Here is a real world example. I rode my Stromer's 983Wh battery 39 miles using 85% of capacity, leaving 15% unused. So 983Wh * .85 is ~836Wh / 39 miles = 21.4 watts per mile. Terrible! But my son finished the same ride with 30% reserve on my wife's ST2 for 16.8 watts per mile. The difference? I used ludicrous mode the final 10 miles home. I was cold and hungry. He stayed in mode 2 of 3 and peddled harder. That final 10 miles using ludicrous boost made for a whopping 22% difference in total watt mileage.

This is an interesting and useful statistic. Thanks for starting the conversation.
Well, in part your absolutely right! I don't use all of my battery and I don't adjust for the small amount remaining. I have my low voltage cut of set fairly high (45v) so I don't hurt my battery, and so there is a good amount remaining when I switch to my reserve. I think though that my prodigious girth and the fact that I like to travel at about 20mph has more to do with it!
 
Thanks to all for your posts! I think that you have all proved what we already knew to be true, that there are a number of different factors that effect mileage, and that the same bike will produce different results based on how it is ridden! Thanks again! :)
 
Thanks to all for your posts! I think that you have all proved what we already knew to be true, that there are a number of different factors that effect mileage, and that the same bike will produce different results based on how it is ridden! Thanks again! :)
Rule of thumb is you can divide the watt-hour rating of the battery by a factor of 20 to get the reliable minimum range (20 wh/mi). A 400 watt-hour battery can confidently carry you to a minimum of 20 miles, 500wh=25mi, 600wh=30mi, 700wh=35mi, and so on...
 
I use the Giant Dirt-E 2. Yamaha mid drive + Giant components. It's still on the stock Energypak 400, which I assume has about 418 Wh of electricity, though I usually just use 400 Wh. Could be less. I usually get 80km (about 50 miles) taking the bike generally from 90% ish to 30% ish on Normal mode in rolling terrain. I've ridden it up a 634m volcano ridge on asphalt and back and still got about 80 km since the way back was almost completely downhill and used nearly no battery. Rider weight 95kg, usual cruising speed is 15 mph.

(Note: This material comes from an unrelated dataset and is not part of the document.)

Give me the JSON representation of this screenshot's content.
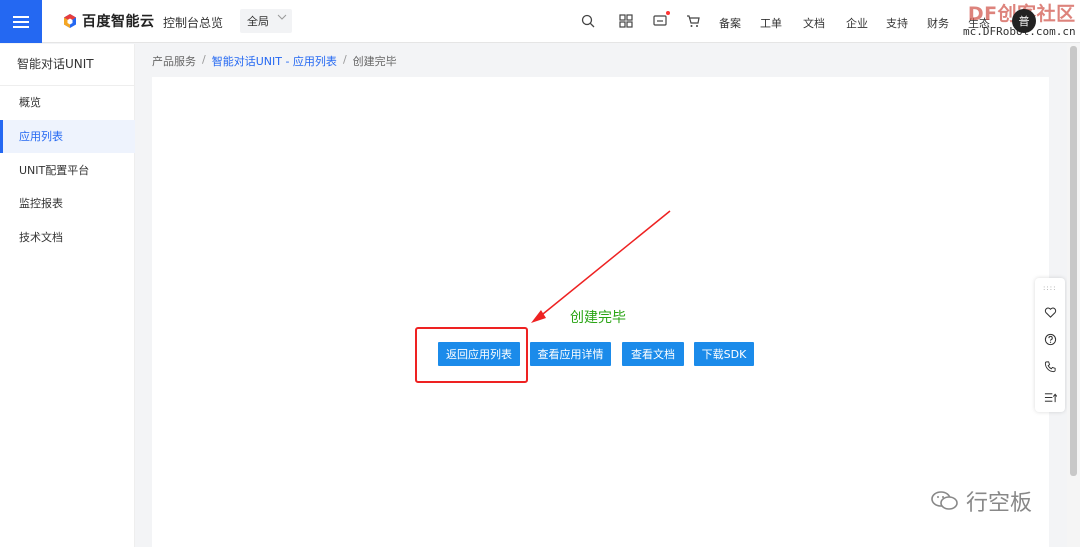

While riding, I notice that on Eco mode (lowest setting), I get about 1.8-2km per percent battery drain, so I presumably can get up to 120km range using 60% battery or thereabouts. On Normal, I get from 1.1km to 1.3 km per percent drain. On Sport, I get about 0.8-1km per percent drain. The reason Sport is so close to Normal is that it usually just accelerates you to 15 mph in a few seconds, and then it's mostly just you pedaling the bike, so the battery gets a rest. I don't see getting 32 km on 60% of the 400 Wh battery unless I was really going to abuse it. I'm expecting at least 40 km, even on Sport assuming normal use.

I got panniers and a rack so I just carry the charger with me. Charging is pretty fast - I get 20% charge in 40 minutes, so I just nip into a coffee shop for a snack and get maybe 25-30 km additional range. I've done over 100 km on the bike in a day and got home with 70+% left in the tank (recharged over lunch and coffee).